Reputation: 53
I'm ingesting flowfiles containing Avro records with NiFi, and need to insert them into HBase. These flowfiles vary in size, but some have 10,000,000+ records. I use SplitAvro twice (one to split to 10,000 recs, then one to split to 1 rec), then use an ExecuteScript processor to pull out the row key for HBase and add it as a flowfile attribute. Finally I use PutHBaseCell (with a batch size of 10,000) to write to HBase using the row key attribute..
The processor that splits the Avro to 1 rec is very slow (Concurrent tasks is set to 5). Is there a way to speed that up?
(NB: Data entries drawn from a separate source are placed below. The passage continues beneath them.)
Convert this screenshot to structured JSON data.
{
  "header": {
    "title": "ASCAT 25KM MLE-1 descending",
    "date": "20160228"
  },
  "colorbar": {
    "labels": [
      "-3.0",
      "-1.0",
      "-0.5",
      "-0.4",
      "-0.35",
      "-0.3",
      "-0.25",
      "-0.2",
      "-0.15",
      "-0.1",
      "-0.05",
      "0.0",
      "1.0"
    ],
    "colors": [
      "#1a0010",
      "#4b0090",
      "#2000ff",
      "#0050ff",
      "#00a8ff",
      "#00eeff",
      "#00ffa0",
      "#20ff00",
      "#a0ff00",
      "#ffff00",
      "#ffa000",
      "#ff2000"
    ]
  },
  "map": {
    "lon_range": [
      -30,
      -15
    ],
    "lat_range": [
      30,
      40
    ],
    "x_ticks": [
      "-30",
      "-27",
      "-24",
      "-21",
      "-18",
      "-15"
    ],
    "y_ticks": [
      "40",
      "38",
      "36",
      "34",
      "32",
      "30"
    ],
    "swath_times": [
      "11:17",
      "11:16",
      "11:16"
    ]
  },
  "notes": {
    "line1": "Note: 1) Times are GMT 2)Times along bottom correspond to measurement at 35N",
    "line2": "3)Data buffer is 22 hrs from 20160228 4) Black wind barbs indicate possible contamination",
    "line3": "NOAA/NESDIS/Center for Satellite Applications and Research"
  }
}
And is there a better way to load this Avro data into HBase?
(I am using a 2 node NiFi (v1.2) cluster (made from VMs), each node has 16 CPUs and 16GB RAM.)
Upvotes: 1
Views: 539
Reputation: 18630
There is a new PutHBaseRecord processor that will be part of the next release (there is a 1.4.0 release being voted upon right now).
With this processor you would avoid ever splitting your flow files, and you just send a flow file will millions of Avro records right to PutHBaseRecord, and PutHBaseRecord would be configured with an Avro reader.
You should get significantly better performance with this approach.
Upvotes: 1